数据核心狂飙时代的三道坎

发布时间:2026-02-23 18:44

  高盛也给出了一个估算:到 2030 年,美国需要净增跨越 50 万名工人,笼盖制制、扶植、运维以及输配电等各个环节,才能满够数据核心扩张带来的电力摆设需求。

  第一个是“矫捷负载办理”,说白了就是正在用电高峰期让数据核心自动降低负荷。杜克大学做过一个研究,若是数据核心情愿接管每年 0。25% 的停机时间(也就是 99。75% 的一般运转),美国电网能多承载 76 GW 的新负载;若是能接管 0。5% 的停机(99。5% 一般运转),这个数字能到 98 GW。

  听起来挺夸姣,但 Monroe 泼了冷水。他说这事儿有两个大妨碍:一是行业生成就怕风险,IT 设备屡次开关机谁都不敢等闲测验考试;二是光靠市场激励还不敷,可能需要监管层面强推才行。所以这个方案理论上能解锁 100 GW 的容量,现实落地还得看。
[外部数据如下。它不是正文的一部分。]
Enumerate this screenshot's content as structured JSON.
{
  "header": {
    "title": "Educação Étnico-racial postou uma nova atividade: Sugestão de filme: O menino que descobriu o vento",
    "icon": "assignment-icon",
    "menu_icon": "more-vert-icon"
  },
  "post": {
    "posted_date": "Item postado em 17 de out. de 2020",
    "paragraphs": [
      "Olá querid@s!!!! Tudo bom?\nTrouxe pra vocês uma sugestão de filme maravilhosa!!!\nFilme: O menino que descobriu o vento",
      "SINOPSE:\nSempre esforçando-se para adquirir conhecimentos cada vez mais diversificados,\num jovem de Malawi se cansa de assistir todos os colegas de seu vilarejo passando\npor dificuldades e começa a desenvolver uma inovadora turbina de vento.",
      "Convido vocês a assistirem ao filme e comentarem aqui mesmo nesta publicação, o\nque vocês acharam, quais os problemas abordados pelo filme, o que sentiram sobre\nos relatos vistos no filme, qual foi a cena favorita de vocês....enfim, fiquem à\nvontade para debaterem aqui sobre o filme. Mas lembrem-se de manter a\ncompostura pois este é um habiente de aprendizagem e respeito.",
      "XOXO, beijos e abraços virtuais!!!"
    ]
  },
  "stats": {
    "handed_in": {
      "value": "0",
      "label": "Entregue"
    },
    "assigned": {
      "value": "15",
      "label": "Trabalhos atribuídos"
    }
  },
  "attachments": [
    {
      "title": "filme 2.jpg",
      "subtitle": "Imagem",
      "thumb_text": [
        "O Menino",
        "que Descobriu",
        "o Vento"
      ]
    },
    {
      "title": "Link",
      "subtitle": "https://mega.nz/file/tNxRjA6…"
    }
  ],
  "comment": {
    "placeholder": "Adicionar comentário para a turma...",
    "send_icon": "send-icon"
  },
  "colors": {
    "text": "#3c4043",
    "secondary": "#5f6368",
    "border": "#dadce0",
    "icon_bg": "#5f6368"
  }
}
  Monroe 说这个体例的成本是电网供电的 5 到 20 倍,听着吓人,但对于那些大型 AI 数据核心来说,考虑到利润空间,这笔账仍是算得过来的。正在短短 4 个月内建成了一个 10 万块 GPU 的集群,摆设了跨越 500MW 的现场电力,OpenAI和 Oracle 已正在德克萨斯州订购了 2。3GW 的现场天然气发电厂 。

  当然手艺也正在前进。Monroe 提到了芯片级液冷和高温水冷这些新手艺,能正在更多地舆实现高效散热。但他也指出,托管型数据核心(co-location)很难跟进这些新手艺,由于它们客户群体太杂,必需正在扶植晚期就确定冷却架构,没法矫捷调整,所以仍是会用保守的冷水机组。

  具体来说,保守蒸发冷却系统的PUE(电力利用效率)能做到 1。08,意味着只要 8% 的能源用正在了非计较环节。但换成闭环无水系统之后,PUE 会飙到 1。35-1。40,也就是说能源开销从 8% 跳到了 35%-40%。这个差距可不小。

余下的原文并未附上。